Do the same for the sound of bells, then the wind. These auditory exercises should be exclusive, i.e. you ONLY hear the sounds, and do not focus on any other sense, sensation or mental picture.

Then feel hungry for five minutes.

Then feel thirsty for five minutes.

Something I would add here, also learn to recreate the feeling of being full, wholly satiated, like when you’ve just had a huge meal.

Also, can you use the latter to switch the physical feeling when you are ACTUALLY hungry, but it’s not convenient to eat?

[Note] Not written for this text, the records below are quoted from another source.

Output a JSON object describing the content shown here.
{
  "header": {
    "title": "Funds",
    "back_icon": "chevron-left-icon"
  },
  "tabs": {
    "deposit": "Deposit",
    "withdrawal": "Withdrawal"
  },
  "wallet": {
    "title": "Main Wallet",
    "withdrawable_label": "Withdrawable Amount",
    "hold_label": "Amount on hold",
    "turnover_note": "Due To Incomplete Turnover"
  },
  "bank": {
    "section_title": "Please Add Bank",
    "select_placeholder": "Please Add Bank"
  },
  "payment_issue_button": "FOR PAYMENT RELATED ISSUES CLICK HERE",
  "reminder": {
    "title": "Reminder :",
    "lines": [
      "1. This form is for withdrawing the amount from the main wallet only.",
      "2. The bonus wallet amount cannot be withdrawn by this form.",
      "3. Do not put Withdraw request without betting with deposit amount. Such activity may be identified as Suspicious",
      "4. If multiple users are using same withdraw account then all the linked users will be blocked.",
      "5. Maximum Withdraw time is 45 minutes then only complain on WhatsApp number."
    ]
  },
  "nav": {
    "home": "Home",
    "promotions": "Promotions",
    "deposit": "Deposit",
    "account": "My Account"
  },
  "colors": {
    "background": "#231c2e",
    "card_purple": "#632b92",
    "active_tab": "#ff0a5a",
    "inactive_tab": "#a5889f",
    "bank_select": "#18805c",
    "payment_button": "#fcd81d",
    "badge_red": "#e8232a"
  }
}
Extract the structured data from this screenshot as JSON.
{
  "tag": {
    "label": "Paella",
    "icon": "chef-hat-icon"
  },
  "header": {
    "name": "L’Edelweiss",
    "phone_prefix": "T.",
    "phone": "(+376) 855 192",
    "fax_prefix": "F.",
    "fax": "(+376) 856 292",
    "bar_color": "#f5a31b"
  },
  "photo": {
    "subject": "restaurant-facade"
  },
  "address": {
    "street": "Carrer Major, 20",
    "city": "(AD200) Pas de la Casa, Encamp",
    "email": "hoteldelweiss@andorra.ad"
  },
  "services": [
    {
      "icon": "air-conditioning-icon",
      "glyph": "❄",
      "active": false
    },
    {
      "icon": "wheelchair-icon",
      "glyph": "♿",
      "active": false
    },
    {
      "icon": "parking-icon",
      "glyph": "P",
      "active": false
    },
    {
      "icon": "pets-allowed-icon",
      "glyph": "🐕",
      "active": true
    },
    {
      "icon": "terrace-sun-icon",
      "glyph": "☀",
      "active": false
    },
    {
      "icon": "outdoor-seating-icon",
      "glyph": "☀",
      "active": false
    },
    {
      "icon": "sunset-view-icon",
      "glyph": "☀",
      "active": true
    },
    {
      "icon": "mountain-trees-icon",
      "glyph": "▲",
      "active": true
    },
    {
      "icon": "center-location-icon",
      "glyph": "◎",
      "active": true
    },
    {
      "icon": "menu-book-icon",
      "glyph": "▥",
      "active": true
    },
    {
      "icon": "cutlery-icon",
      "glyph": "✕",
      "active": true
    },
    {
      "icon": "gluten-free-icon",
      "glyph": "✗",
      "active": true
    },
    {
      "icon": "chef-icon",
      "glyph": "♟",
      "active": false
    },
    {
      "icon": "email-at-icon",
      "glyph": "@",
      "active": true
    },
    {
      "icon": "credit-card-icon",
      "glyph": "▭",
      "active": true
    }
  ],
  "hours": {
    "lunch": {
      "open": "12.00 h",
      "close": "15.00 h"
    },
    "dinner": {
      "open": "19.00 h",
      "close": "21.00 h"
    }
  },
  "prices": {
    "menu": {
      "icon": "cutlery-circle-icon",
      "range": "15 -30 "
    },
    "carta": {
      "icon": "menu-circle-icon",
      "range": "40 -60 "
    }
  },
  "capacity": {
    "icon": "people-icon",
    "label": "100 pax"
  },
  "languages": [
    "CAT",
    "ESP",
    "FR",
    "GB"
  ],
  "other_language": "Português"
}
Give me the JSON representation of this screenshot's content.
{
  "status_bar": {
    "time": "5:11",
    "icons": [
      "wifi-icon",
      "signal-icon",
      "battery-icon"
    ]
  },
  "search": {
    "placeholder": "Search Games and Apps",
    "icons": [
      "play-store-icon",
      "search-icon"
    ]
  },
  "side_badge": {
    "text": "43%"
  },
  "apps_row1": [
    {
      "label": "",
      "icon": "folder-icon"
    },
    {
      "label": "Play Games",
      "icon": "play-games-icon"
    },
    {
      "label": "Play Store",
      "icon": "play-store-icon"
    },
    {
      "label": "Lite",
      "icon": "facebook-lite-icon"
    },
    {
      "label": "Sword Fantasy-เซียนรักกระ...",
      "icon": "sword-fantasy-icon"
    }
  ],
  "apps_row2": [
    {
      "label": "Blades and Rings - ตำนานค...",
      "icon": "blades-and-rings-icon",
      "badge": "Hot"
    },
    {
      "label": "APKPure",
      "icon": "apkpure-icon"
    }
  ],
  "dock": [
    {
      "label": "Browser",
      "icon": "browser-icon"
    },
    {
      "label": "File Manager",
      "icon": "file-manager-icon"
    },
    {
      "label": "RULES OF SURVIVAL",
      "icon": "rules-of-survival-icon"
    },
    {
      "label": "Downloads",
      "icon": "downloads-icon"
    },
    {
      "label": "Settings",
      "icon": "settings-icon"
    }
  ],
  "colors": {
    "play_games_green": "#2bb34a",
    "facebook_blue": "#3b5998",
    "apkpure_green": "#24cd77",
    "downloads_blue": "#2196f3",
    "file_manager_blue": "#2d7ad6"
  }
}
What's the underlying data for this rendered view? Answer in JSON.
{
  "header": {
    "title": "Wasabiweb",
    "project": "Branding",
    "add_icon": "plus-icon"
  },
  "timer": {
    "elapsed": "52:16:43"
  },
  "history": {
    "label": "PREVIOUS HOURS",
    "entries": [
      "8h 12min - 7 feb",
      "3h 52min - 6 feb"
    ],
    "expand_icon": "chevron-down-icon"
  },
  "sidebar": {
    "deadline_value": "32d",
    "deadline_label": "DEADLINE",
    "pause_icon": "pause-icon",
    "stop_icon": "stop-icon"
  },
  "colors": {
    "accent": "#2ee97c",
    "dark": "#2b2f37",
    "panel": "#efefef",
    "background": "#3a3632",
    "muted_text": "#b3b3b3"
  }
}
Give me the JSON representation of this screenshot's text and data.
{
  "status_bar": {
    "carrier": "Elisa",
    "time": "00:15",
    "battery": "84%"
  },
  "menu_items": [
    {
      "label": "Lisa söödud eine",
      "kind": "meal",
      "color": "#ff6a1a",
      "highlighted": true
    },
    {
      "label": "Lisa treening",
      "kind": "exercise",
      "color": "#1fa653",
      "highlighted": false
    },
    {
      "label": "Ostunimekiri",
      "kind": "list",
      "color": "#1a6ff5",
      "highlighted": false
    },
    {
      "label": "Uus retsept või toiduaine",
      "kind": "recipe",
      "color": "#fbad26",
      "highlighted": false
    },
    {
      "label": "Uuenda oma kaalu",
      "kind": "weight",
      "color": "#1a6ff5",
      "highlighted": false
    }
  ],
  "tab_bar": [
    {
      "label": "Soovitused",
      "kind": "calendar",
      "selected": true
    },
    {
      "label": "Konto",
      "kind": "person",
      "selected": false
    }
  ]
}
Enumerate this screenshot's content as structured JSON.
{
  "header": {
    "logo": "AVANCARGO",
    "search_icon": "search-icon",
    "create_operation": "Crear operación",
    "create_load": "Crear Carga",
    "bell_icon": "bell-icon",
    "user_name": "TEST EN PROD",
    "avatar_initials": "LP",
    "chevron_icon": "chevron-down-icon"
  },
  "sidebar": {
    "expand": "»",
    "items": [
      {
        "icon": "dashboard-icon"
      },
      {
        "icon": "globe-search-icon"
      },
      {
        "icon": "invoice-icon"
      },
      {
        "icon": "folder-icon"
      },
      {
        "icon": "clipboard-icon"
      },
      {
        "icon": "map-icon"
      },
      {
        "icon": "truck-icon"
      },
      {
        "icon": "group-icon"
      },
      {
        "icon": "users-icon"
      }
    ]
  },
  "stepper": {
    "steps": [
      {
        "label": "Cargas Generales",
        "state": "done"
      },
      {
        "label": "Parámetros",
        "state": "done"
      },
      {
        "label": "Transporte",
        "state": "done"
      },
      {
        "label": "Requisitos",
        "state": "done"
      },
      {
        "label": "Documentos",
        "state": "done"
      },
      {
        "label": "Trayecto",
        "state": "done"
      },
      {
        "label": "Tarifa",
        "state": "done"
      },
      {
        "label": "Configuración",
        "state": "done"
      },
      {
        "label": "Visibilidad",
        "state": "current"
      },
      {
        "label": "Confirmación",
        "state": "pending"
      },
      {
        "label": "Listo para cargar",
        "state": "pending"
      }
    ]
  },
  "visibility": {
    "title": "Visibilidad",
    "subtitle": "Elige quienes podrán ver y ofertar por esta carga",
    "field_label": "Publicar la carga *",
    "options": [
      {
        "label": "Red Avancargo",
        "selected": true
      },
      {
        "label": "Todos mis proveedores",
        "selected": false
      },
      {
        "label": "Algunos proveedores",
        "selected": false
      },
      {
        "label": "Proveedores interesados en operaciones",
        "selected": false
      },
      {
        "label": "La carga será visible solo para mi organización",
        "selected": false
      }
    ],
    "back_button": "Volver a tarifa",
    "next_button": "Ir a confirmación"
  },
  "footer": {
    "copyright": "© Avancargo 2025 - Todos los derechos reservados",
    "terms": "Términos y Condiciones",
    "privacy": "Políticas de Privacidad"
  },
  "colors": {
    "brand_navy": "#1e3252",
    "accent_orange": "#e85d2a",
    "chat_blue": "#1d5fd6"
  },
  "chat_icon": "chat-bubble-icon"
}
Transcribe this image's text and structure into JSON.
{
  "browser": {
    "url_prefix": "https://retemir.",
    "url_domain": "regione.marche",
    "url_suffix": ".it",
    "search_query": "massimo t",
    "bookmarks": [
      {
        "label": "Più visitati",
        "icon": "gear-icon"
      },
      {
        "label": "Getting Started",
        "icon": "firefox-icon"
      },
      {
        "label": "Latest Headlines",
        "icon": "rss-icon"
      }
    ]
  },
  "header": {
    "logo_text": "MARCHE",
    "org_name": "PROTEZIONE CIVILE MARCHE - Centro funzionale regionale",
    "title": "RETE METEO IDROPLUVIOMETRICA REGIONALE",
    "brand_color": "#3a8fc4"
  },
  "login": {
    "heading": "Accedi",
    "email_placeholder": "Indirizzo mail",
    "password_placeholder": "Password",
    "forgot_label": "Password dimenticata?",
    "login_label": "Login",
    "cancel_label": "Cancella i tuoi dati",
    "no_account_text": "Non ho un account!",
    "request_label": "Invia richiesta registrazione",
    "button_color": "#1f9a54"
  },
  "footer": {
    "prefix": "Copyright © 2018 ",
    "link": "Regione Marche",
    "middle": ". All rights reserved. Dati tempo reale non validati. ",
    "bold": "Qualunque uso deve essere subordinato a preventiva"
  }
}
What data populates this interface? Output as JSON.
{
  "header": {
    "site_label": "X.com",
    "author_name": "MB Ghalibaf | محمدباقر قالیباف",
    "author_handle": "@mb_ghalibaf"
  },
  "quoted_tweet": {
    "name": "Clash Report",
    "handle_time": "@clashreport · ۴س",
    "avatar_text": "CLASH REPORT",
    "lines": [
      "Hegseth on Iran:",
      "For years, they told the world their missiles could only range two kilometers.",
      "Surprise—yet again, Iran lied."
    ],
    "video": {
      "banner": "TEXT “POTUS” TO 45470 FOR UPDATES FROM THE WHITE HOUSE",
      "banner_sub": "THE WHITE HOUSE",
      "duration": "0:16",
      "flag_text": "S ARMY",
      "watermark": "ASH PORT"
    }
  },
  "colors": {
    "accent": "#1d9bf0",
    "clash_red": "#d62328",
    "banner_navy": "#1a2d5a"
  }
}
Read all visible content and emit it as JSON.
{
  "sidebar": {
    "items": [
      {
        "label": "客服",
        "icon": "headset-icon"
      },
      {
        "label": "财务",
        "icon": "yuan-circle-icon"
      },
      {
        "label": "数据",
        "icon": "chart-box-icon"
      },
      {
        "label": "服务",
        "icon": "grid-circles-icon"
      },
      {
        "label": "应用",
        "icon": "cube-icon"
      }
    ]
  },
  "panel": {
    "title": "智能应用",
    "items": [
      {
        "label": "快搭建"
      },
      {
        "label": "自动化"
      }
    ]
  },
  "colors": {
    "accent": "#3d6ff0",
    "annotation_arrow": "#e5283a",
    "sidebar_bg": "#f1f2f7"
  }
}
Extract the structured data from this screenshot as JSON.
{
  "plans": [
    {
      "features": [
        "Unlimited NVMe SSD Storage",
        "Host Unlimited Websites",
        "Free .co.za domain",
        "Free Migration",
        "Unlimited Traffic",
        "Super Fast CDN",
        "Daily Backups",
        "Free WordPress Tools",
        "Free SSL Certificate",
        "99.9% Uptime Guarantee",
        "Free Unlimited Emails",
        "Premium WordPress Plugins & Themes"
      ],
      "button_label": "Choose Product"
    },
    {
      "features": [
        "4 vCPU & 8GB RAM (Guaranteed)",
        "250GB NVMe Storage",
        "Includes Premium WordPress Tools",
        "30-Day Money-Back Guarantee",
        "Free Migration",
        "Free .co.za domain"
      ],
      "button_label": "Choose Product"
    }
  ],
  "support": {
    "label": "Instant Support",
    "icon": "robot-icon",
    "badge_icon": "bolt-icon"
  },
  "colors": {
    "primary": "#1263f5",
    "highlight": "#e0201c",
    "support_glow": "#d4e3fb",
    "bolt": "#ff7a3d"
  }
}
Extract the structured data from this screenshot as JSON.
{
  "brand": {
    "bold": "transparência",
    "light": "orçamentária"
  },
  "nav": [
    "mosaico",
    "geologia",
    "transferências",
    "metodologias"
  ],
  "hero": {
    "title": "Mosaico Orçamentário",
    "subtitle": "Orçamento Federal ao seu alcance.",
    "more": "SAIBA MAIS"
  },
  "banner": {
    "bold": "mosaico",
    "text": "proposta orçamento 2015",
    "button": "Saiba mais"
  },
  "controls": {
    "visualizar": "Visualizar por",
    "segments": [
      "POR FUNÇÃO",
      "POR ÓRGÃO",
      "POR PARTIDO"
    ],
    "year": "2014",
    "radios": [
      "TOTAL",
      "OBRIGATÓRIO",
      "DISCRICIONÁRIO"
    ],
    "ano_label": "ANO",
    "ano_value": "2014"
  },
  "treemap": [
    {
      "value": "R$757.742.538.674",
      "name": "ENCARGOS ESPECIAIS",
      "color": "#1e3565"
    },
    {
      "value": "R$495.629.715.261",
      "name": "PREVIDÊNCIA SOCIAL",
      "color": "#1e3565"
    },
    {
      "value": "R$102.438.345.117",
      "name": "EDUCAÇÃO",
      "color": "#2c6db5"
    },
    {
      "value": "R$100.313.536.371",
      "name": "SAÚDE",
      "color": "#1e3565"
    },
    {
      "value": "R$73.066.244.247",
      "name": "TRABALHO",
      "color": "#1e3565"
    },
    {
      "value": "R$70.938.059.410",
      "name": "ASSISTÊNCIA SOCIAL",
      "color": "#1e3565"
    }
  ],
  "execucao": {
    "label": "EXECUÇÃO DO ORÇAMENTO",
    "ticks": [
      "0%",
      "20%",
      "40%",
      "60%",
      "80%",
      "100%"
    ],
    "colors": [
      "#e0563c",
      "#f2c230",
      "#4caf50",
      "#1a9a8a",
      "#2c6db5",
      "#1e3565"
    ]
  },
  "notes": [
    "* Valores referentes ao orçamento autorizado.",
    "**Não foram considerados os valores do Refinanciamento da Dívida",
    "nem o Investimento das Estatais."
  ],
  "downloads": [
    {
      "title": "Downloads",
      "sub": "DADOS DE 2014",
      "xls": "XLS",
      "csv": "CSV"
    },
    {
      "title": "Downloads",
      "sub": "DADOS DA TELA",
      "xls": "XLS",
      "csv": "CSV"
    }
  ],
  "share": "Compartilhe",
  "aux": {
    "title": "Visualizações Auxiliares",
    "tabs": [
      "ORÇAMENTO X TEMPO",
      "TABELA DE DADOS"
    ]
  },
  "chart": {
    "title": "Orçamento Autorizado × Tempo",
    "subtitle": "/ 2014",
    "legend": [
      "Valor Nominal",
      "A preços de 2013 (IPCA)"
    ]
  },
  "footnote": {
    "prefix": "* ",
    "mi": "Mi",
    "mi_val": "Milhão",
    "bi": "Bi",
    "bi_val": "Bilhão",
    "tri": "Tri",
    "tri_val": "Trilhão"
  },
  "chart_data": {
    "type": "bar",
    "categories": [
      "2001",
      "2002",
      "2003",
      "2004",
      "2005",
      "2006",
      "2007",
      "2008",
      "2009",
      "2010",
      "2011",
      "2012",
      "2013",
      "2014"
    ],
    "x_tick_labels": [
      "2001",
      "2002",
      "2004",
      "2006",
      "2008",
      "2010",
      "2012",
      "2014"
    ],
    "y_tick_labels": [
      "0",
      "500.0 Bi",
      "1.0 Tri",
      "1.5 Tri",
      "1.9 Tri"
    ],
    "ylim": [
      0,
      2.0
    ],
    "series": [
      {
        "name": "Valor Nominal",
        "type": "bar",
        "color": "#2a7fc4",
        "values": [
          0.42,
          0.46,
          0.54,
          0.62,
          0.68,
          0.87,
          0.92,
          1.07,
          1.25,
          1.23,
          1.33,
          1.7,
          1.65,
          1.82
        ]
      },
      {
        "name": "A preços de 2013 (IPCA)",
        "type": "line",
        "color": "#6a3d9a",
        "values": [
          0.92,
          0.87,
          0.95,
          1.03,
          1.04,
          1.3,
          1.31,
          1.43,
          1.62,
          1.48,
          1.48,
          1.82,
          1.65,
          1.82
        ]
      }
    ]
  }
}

So the next instruction is to practice breathing in and out all of your desires, which jumps back to an earlier instruction, and then it’s back to the training the various senses. Now to me, that makes no sense. Why not present all the sense exercises together, then the pore breathing (which would actually work better once the senses are strengthened).

Possibly the thinking was that, if this is practiced sequentially, then it would all take a long time. Firstly, to be able to hold a single mental image for half an hour could take months, and then a week for each of the senses, so it might have been the idea to break it up with a variation in the middle, as Bardon is repeatedly stating throughout the book to master one exercise, up to the prescribed time required, before moving on to the next. So the ‘jumbling up’ of abstract spiritual sense training with pragmatic pore breathing was intentional, in terms of keeping up someone’s motivation.

But I think you can include magickal intent from the start. For example, learning to hold a visual image for thirty minutes, as an abstraction, is the kind of thing they would teach you in formal monastic training. But why not make that image a goal, a manifesting intention, with the simultaneous holding of an idea and the holding of a high mood as a kind of ‘manifestation meditation’? This not only increases motivation to train in the first place, but also the high mood itself guides concentration. The idea of having manifested a cherished goal raises an enduring mood that focuses the mind; it’s a positive, self-reinforcing cycle.

So I’ll present it the way that makes sense to me. To continue the sense training exercises:

Imagine the smell of a single scent, until you can smell it for five minutes unbroken (without physical aid, obviously). I like doing this with orange. My own idea is to choose an aromatherapy scent that has the effect you want. Orange is ruled by the sun and can cause optimism, so I go for that!

Imagine a taste, one taste, exclusively, for five minutes.

Next, there is the combination of two senses.

Practice seeing and hearing something for five minutes, say a chirping bird.

Then try touching and hearing, stroking a cat by a waterfall, but keep the visual field black, DO NOT see the cat or waterfall.

Then do three senses at the same time. E.g. tasting a pizza, smelling it and feeling the hot base of it you are holding (but not seeing it, keep the visual field black). Or stroking a cat, hearing it miaw and smelling Jasmine, but keep the visual field black. Biting an apple, the taste of pizza while seeing a sunrise. Be creative and experiment. This is NOT easy.

All of the above was to be performed with the eyes closed. Next it is cycled through again but with the eyes open, which increases the strength (and ability) of double vision.

Next, it’s cycled through again but with scenes that have a lot of movement, so for example, replace the single chirping bird with an aviary of chirping birds with you in the middle of it, etc.

Lastly, cycle through again, but include people in the scene.